Caso o aumento solicitado pela empresa seja autorizado, isso representará uma alta de 37,95% no valor atual da passagem. Desde julho passado, a tarifa técnica é de R$ 4,40. Os passageiros, no entanto, pagam R$ 3,90 (tarifa pública). A diferença de R$ 0,50 é subsidiada pela prefeitura. Procurado, o governo Ortiz Junior (PSDB) não comentou o novo pedido de reajuste.
De acordo com o diretor da ABC, o reajuste da tarifa seria necessário para restabelecer o equilíbrio econômico-financeiro do sistema.
Segundo Adair dos Santos, de 2015 a 2018 houve uma queda de 20% no número de passageiros transportados na cidade. Em relação aos passageiros pagantes, a redução teria sido ainda maior, de 27%.
“Hoje o sistema está em desequilíbrio econômico-financeiro, a conta não se paga”, afirmou.Ele disse ainda que o problema ocorre em todo o país e que, embora não tenha estudos sobre o tema, o impacto de serviços de transporte por aplicativo no sistema “é bem pesado”.
Adair dos Santos afirmou ainda que, no cenário atual, a empresa não tem condições de implantar melhorias como sinal de internet wi-fi e ar-condicionado nos ônibus. “Não existe almoço de graça, alguém tem que pagar a conta. Mas a situação atual da empresa não permite que ela faça novos investimentos hoje”.
Questionado pela CPI sobre reclamações de passageiros pelo serviço prestado, o diretor da ABC afirmou que a empresa cumpre os itinerários determinados pela prefeitura e que as linhas têm um índice de pontualidade superior a 90%.
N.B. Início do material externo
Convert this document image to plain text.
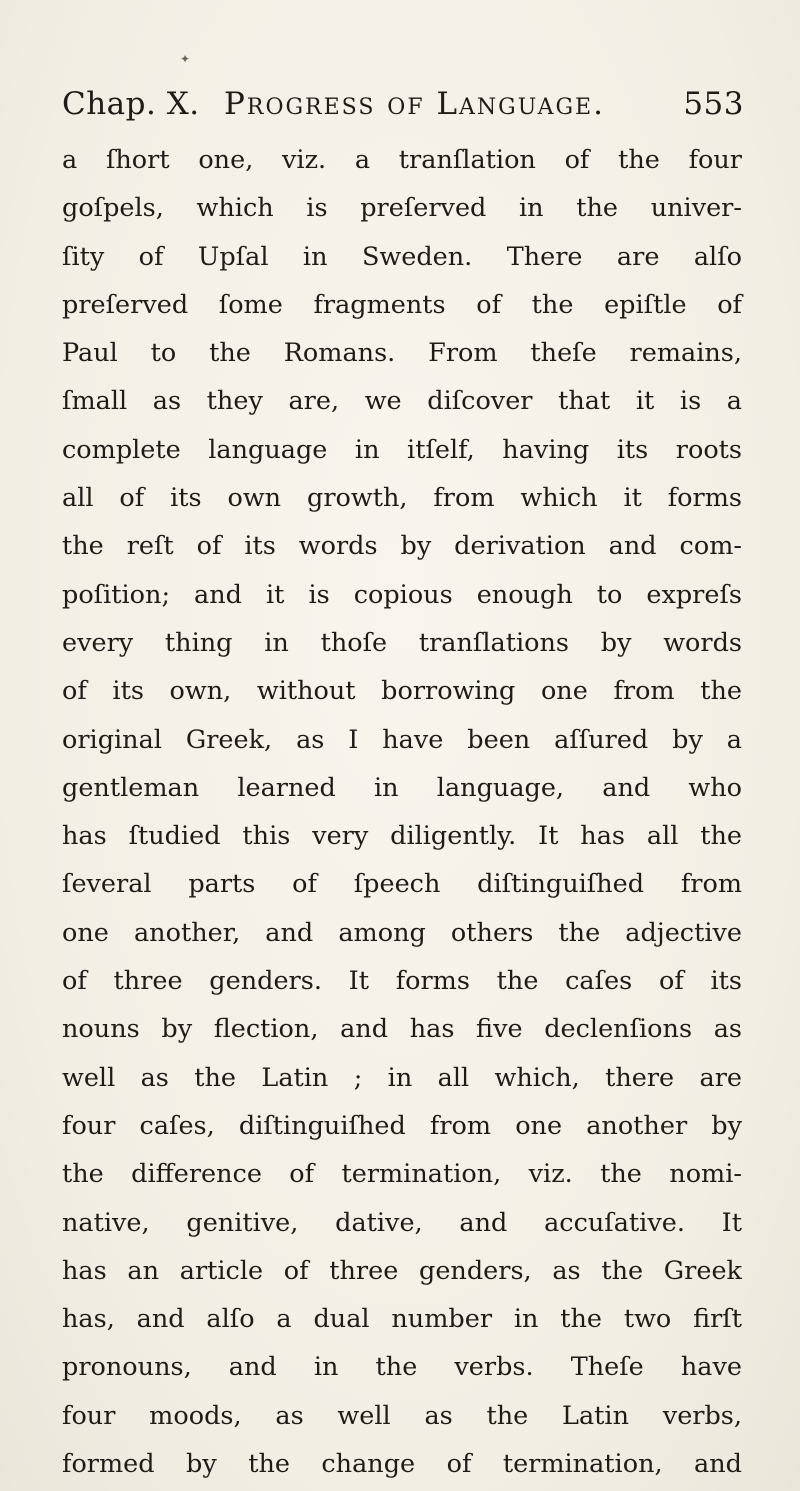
✦
Chap. X. Progress of Language.	553
a ſhort one, viz. a tranſlation of the four
goſpels, which is preſerved in the univer-
ſity of Upſal in Sweden. There are alſo
preſerved ſome fragments of the epiſtle of
Paul to the Romans. From theſe remains,
ſmall as they are, we diſcover that it is a
complete language in itſelf, having its roots
all of its own growth, from which it forms
the reſt of its words by derivation and com-
poſition; and it is copious enough to expreſs
every thing in thoſe tranſlations by words
of its own, without borrowing one from the
original Greek, as I have been aſſured by a
gentleman learned in language, and who
has ſtudied this very diligently. It has all the
ſeveral parts of ſpeech diſtinguiſhed from
one another, and among others the adjective
of three genders. It forms the caſes of its
nouns by flection, and has five declenſions as
well as the Latin ; in all which, there are
four caſes, diſtinguiſhed from one another by
the difference of termination, viz. the nomi-
native, genitive, dative, and accuſative. It
has an article of three genders, as the Greek
has, and alſo a dual number in the two firſt
pronouns, and in the verbs. Theſe have
four moods, as well as the Latin verbs,
formed by the change of termination, and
À CPI, secretário ressalta que decisão do TCE sobre contrato não é definitiva
Também ouvido nessa quarta-feira pela CPI, o secretário municipal de Negócios Jurídicos, Jayme Rodrigues de Faria Neto, repetiu a defesa já apresentada anteriormente pela prefeitura na ação em que o Ministério Público pede à Justiça a anulação do contrato com a ABC, firmado em 2009. O secretário sustentou que a decisão do TCE (Tribunal de Contas do Estado), que considerou que a licitação foi direcionada à concessionária, não é definitiva – o órgão ainda não julgou o recurso da prefeitura. Faria Neto disse ainda que o prazo previsto pelo MP para que o município conclua uma nova licitação para o serviço, de 12 meses, seria insuficiente, caso a liminar solicitada pela Promotoria seja concedida pela Justiça.